Syrian churches cancel Good Friday rituals

DAMASCUS, Syria, April 22 (UPI) — Churches across Syria canceled outdoor Good Friday services as the country braced for “Great Friday” protests that organizers vowed would be the biggest yet.

“All of the Syrian churches have decided this together because of the bad situation and because of the martyrs who have died in recent days, out of respect for them,” Bishop Philoxenos Mattias, assistant to the Syriac Orthodox Church patriarchate in Damascus told The Daily Telegraph of London.

Services for the Christian minorities, estimated at about 2 million people, will still take place inside the churches, but all street processions and public music performances have been canceled, he told the newspaper.
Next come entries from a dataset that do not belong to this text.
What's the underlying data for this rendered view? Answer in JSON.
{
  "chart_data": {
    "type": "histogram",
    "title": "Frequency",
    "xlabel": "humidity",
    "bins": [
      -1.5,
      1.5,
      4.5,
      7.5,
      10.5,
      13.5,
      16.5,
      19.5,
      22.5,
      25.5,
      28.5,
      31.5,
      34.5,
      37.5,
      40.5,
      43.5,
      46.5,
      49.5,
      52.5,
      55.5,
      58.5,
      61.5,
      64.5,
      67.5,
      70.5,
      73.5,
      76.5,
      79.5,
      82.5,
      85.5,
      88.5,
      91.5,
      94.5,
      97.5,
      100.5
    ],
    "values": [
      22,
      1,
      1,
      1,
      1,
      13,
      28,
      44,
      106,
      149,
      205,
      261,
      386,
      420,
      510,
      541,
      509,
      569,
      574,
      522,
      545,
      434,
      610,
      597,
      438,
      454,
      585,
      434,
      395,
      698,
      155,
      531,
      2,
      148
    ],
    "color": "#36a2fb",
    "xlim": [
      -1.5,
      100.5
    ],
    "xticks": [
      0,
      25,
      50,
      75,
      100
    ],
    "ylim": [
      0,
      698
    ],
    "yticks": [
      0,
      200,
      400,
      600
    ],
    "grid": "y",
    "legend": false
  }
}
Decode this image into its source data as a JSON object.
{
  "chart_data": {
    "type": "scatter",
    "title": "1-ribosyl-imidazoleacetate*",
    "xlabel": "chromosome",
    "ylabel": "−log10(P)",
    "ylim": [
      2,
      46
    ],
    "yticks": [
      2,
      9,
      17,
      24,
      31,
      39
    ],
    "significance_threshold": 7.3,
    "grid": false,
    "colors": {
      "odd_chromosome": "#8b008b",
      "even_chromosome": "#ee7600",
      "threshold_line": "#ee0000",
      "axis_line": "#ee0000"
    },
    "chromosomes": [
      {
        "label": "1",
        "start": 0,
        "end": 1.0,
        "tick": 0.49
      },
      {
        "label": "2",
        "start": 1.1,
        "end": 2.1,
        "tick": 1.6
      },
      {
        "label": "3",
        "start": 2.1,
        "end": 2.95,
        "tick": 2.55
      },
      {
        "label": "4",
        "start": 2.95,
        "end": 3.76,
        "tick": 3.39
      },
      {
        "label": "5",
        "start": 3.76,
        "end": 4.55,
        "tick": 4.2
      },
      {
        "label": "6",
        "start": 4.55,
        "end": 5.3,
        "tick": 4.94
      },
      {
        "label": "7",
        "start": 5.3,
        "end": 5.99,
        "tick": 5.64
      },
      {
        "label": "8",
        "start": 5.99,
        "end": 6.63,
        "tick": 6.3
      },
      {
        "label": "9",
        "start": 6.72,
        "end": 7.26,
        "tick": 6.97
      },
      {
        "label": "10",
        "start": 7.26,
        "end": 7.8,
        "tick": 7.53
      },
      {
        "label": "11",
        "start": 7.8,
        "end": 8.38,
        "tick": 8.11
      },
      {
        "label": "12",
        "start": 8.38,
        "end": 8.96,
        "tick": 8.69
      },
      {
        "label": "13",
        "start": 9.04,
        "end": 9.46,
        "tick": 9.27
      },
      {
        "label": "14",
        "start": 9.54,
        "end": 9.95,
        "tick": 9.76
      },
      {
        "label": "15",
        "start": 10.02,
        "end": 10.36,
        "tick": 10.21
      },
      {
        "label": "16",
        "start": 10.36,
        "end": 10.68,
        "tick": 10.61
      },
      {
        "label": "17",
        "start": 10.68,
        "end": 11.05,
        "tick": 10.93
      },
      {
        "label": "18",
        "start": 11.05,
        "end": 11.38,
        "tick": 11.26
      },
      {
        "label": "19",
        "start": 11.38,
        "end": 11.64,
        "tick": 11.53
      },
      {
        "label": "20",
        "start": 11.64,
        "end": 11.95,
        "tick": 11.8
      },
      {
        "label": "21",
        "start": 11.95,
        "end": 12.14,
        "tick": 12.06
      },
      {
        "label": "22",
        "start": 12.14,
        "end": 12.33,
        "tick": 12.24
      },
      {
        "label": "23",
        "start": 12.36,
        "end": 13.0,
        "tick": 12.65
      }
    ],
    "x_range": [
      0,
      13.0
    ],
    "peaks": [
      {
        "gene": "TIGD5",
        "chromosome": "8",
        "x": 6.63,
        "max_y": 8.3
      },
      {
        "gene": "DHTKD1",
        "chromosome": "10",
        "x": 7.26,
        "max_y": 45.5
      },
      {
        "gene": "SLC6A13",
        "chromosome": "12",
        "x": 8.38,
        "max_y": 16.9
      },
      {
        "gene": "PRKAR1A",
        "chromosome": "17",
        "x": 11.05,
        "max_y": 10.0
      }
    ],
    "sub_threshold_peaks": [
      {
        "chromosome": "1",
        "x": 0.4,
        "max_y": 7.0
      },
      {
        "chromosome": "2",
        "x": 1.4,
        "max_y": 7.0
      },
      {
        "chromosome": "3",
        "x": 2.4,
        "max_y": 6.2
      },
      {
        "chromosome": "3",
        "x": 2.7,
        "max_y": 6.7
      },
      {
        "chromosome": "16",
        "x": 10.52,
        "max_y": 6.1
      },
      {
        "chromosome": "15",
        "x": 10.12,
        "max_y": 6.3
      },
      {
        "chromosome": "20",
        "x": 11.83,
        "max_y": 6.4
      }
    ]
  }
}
“We decided to postpone them till next year,” he said.

Normally, streets in the Christian quarters of Damascus and other cities would see parades by uniformed marching bands and choirboys, and even re-enactments of the crucifixion of Jesus.

“Things are not good here — how can we celebrate?” a nun speaking from a monastery who asked not to be identified told the newspaper “People are very sad. We cannot celebrate because of all the martyrs who have lost their lives and because of all the destruction that has taken place. We are only going to pray.”

The Good Friday services coincide this year with massive pro-democracy protests planned in the capital, Damascus, and several other key cities after Islam’s Jumu’ah Friday prayer.

The protests come a day after embattled Syrian President Bashar Assad overturned Syria’s half-century-old emergency law, in a bid to defuse the popular protests rattling the country for more than a month.

Even as he signed decrees repealing harsh emergency rule in place since 1963 and granting citizens the right to protest peacefully with government approval, Syrian police officers, soldiers and military vehicles amassed in Damascus and Homs, Syria’s third-largest city, residents told The New York Times.

Homs, an industrial center with 1.5 million people, is where a government crackdown this week dispersed one of the largest gatherings since demonstrations began last month.

Army units also took up positions in and around the city of Daraa in southwestern Syria near the Jordanian border, where the protests first erupted in March, The Jerusalem Post reported.

Organizers have looked to Friday’s demonstrations as possibly being the moment when the pro-democracy movement might build the critical mass reached in Egypt and Tunisia, the Times said.

They also saw them as a litmus test to see if Assad’s government would live by the decrees he signed.

The unrest poses the gravest threat to Assad’s rule since he succeeded his father, Hafez Assad, 11 years ago.